Michele A. Manatt is an expert in both American politics and in U.S. - Latin American relations. She served as the Senior Policy Advisor to three Assistant Secretaries of State for Latin America and the Caribbean at the State Department during the government of President Bill Clinton, during which time the United States hosted the Summit of the Americas in Miami. In the final two years of the Clinton Administration, she worked at the intersection of counter narcotics policy, the drug treatment community, and law enforcement cooperation as the Director of Legislative Affairs for Drug Czar General Barry R. McCaffrey. Prior to her executive branch service, she served as a professional staff member of the House Foreign Affairs Committee, under the leadership of Chairmen Dante Fascell (D-FL) and subsequently Lee Hamilton (D-IN).

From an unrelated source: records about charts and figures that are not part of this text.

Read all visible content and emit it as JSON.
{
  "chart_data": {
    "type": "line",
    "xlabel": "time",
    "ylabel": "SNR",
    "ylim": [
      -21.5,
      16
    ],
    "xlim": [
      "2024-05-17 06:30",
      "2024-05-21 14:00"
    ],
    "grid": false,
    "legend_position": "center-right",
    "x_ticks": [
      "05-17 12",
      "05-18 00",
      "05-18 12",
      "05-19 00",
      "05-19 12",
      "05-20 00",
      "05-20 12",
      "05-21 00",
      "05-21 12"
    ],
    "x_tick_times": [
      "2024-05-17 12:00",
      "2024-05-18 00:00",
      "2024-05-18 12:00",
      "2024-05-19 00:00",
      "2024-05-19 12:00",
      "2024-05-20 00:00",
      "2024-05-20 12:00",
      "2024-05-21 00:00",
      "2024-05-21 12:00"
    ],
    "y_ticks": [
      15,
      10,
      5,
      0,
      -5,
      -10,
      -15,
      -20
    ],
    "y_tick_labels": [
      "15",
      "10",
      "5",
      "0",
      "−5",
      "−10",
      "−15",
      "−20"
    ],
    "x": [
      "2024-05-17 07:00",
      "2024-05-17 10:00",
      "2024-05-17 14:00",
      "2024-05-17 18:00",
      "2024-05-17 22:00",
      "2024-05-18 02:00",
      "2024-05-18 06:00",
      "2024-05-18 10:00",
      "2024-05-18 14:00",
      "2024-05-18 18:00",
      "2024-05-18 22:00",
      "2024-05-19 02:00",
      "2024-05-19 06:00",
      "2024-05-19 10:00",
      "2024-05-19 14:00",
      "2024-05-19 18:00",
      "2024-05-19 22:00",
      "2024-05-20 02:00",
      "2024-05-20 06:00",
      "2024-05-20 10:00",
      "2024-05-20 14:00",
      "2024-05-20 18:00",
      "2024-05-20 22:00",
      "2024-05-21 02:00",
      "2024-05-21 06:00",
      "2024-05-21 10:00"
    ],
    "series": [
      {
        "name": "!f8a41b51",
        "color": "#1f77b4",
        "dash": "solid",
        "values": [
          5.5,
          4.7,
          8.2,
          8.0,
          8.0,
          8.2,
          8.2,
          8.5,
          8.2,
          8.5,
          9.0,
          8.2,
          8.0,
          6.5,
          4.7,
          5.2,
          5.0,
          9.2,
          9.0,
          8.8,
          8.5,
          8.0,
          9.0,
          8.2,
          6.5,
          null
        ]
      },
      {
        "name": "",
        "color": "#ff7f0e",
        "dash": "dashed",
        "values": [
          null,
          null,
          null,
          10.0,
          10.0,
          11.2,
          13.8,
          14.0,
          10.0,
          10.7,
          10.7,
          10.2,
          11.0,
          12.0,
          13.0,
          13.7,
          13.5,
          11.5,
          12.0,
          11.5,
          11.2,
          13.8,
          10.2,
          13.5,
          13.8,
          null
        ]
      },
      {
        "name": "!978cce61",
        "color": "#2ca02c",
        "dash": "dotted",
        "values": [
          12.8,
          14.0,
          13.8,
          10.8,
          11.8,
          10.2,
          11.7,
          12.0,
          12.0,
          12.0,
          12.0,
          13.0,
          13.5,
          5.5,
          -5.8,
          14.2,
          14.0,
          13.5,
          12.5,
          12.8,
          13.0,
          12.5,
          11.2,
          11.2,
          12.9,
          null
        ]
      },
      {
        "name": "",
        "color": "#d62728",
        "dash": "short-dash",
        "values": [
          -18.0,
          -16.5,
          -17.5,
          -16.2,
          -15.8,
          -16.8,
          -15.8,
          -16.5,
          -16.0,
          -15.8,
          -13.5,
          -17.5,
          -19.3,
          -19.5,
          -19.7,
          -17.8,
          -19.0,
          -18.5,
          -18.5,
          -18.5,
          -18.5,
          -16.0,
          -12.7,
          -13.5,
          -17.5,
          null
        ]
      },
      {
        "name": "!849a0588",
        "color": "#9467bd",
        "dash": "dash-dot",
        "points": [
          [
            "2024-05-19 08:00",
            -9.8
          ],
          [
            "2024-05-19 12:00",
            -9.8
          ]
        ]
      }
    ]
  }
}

Fluent in Spanish, she has strong cultural proficiency in U.S.-Latino affairs. She was a consultant to a multi-year project of the Americas Society/Council of the Americas on Hispanic Integration in Atlanta, Omaha, Nashville, and Portland. She researched and documented success stories of business and community leaders in those cities, each of which has experienced a surge in its immigrant population in the past fifteen years.
For the past twelve years, Ms. Manatt has worked in public diplomacy. In January 2023 she joined the Advisory Council of the Truman National Security Project. She is a board director of the Diplomacy Center Foundation, the private foundation partner helping to complete development of the National Museum of American Diplomacy at the State Department. NMAD will be the first-ever museum dedicated to telling the history and practice of diplomacy, with a collection of nearly 11,000 objects. The next phase of its opening will be October 2024. Earlier, she served as the founding chair of the Council on Women’s Leadership at Meridian International and was a Meridian trustee from 2012-2018.
Ms. Manatt lived a brief time in the Dominican Republic in early 2001 during the closing months of the ambassadorship of her late father, Charles T. Manatt and her mother Kathleen Manatt. During that time she lent a hand with much-needed interpretation for her father who, alas, did not speak Spanish.
Ms. Manatt holds a bachelor’s degree in the Political Economy of Industrial Society (PEIS) from the University of California, Berkeley. During her college years she studied at Universidad Iberoamericana in Mexico City and at Universidad Complutense in Madrid. She grew up in Los Angeles, California and is a graduate of Westlake School for Girls, now known as Harvard-Westlake.
Ms. Manatt lives just outside of Washington in McLean, Virginia. Her two children are graduates of the IB program at Washington International School where they studied both Spanish and Mandarin; they are now pursuing degrees in higher education.